Suonare “attuali” senza snaturare i
Sacri Dogmi del genere o, se preferite, guardare alla
Storia del settore evitando facili nostalgie e non finendo vittima dei comodi
cliché … un’operazione obiettivamente complicata e delicata, da attuare sostenuti da cultura, talento e ambizione.
Ebbene, i
Seventh Crystal, dopo averlo già dimostrato ai tempi del pregevole debutto “
Delirium”, confermano chiaramente le loro velleità artistiche con questo secondo
album veramente riuscito e coinvolgente.
“
Wonderland” appare dunque una collezione di splendide canzoni piene di freschezza,
verve e melodie accattivanti, che sono certo gli estimatori di H.E.A.T., One Desire, Creye e Diamond Dawn (tanto per fare qualche esempio significativo) non potranno fare altro che provare a “consumare” attraverso l’ascolto reiterato.
L’ingresso nella
band svedese della chitarra di
Gustav Linde ha verosimilmente contribuito almeno in parte a rendere il suono più corposo, mentre sono ancora una volta la voce e le capacità interpretative di
Kristian Fyhr a fungere da meraviglioso collante emotivo all’interno di un programma variegato e assolutamente privo di controindicazioni, in un crogiolo di
hard melodico,
pop,
AOR e scorie
prog davvero appassionante.
L’irruzione del
riff e del ritmo palpitante della
title-track dell’opera bendispongono alla fruizione di un eccellente atto d’apertura, immediatamente sostenuto da “
Higher ground”, alimentata dalle tastiere di
Johan Älvsång e da una tensione espressiva in favolosa progressione.

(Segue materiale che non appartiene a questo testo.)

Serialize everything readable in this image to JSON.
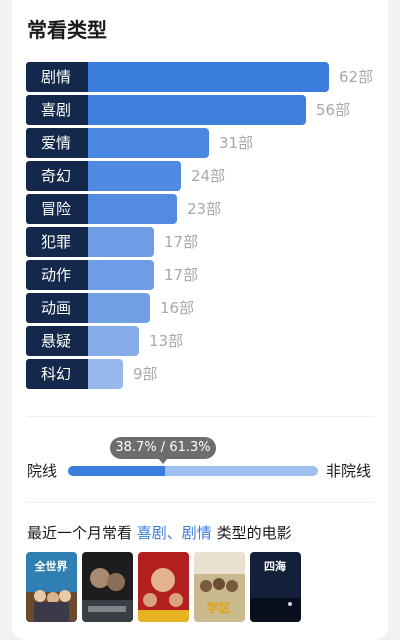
{
  "section_title": "常看类型",
  "chart_data": {
    "type": "bar",
    "orientation": "horizontal",
    "categories": [
      "剧情",
      "喜剧",
      "爱情",
      "奇幻",
      "冒险",
      "犯罪",
      "动作",
      "动画",
      "悬疑",
      "科幻"
    ],
    "values": [
      62,
      56,
      31,
      24,
      23,
      17,
      17,
      16,
      13,
      9
    ],
    "value_labels": [
      "62部",
      "56部",
      "31部",
      "24部",
      "23部",
      "17部",
      "17部",
      "16部",
      "13部",
      "9部"
    ],
    "bar_colors": [
      "#3b7ddd",
      "#3f80de",
      "#4a87e0",
      "#5089e1",
      "#538be1",
      "#6e9de6",
      "#6e9de6",
      "#729fe6",
      "#86ace9",
      "#98b8ec"
    ],
    "label_bg": "#13284a"
  },
  "ratio": {
    "tooltip": "38.7% / 61.3%",
    "left_label": "院线",
    "right_label": "非院线",
    "left_fraction": 0.387,
    "left_color": "#3b7ddd",
    "right_color": "#9ec0ee"
  },
  "recent": {
    "prefix": "最近一个月常看",
    "genres": "喜剧、剧情",
    "suffix": "类型的电影"
  },
  "posters": [
    {
      "name": "movie-poster-1",
      "title": "全世界"
    },
    {
      "name": "movie-poster-2",
      "title": ""
    },
    {
      "name": "movie-poster-3",
      "title": ""
    },
    {
      "name": "movie-poster-4",
      "title": "学区"
    },
    {
      "name": "movie-poster-5",
      "title": "四海"
    }
  ]
}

Arrivati alle pulsazioni di “
Hollow”, appare lampante la capacità dei nostri nel trattare la materia specifica, anche quella maggiormente “canonica”, con innata destrezza, e se qualcuno avesse ancora dei dubbi ci pensa il clima evocativo (e vagamente “celtico”) di “
Million times” a fugare ogni residua remora.
Sciolta ogni eventuale perplessità, non rimane che affidarsi alla classe innata di un rampollo sonoro del tipico
pop-rock scandinavo come “
My own way” e all’emozionante quota melodrammatica della raccolta, ben rappresentata dalla catartica “
Imperfection” e dalla
ballatona ad ampio respiro “
In the mirror”.
Ancora un trascinante
anthem poppettoso denominato “
Next generation” (titolo programmatico?), prima che le contagiose “
Someday” e “
Rodeo” (che mi ha ricordato una specie di fusione tra Eclipse e Gotye …
boh …) pongano il loro prezioso sigillo su un disco da incorniciare, con cui i
Seventh Crystal risolvono la difficile equazione citata all’inizio della disamina in bello stile, accreditandosi tra i migliori “modellatori” melodici della scena contemporanea.